Centrale Raad van Beroep
In deze zaak heeft de Centrale Raad van Beroep op 7 februari 2018 uitspraak gedaan in hoger beroep tegen de beslissing van de rechtbank Overijssel. Appellant had een aanvraag ingediend voor een Wajong-uitkering, welke door het Uitvoeringsinstituut werknemersverzekeringen (Uwv) was afgewezen. De verzekeringsarts van het Uwv had vastgesteld dat appellant, geboren in 1975, beperkingen had op het gebied van persoonlijk en sociaal functioneren als gevolg van psychische klachten, maar dat hij met deze beperkingen in staat was om meer dan het minimumloon te verdienen in passende functies.

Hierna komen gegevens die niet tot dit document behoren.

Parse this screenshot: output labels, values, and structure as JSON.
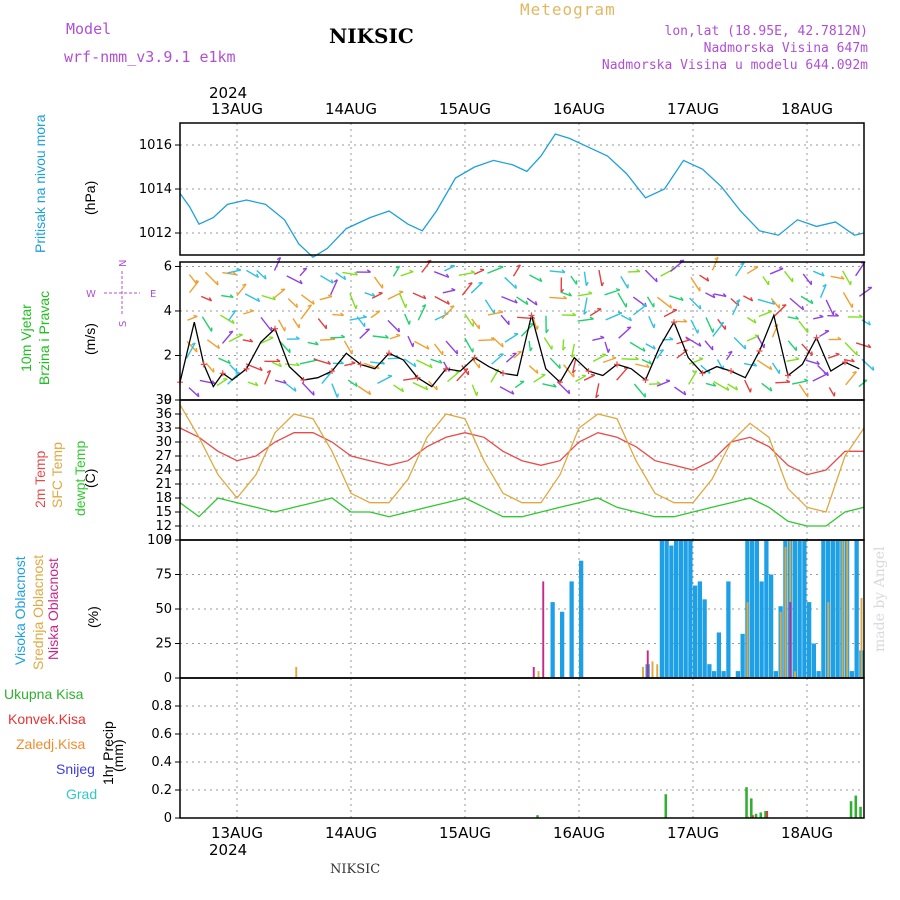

Appellant was het niet eens met deze beoordeling en stelde dat zijn psychische en fysieke klachten ernstiger waren dan door het Uwv was aangenomen. Hij voerde aan dat er geen zorgvuldig onderzoek was gedaan naar zijn klachten en dat de verzekeringsartsen zijn beperkingen niet goed hadden ingeschat. De Raad oordeelde dat de verzekeringsartsen zorgvuldig hadden gehandeld en dat er geen aanwijzingen waren dat de psychische beperkingen van appellant waren onderschat. De Raad bevestigde de eerdere uitspraak van de rechtbank en verklaarde het hoger beroep ongegrond.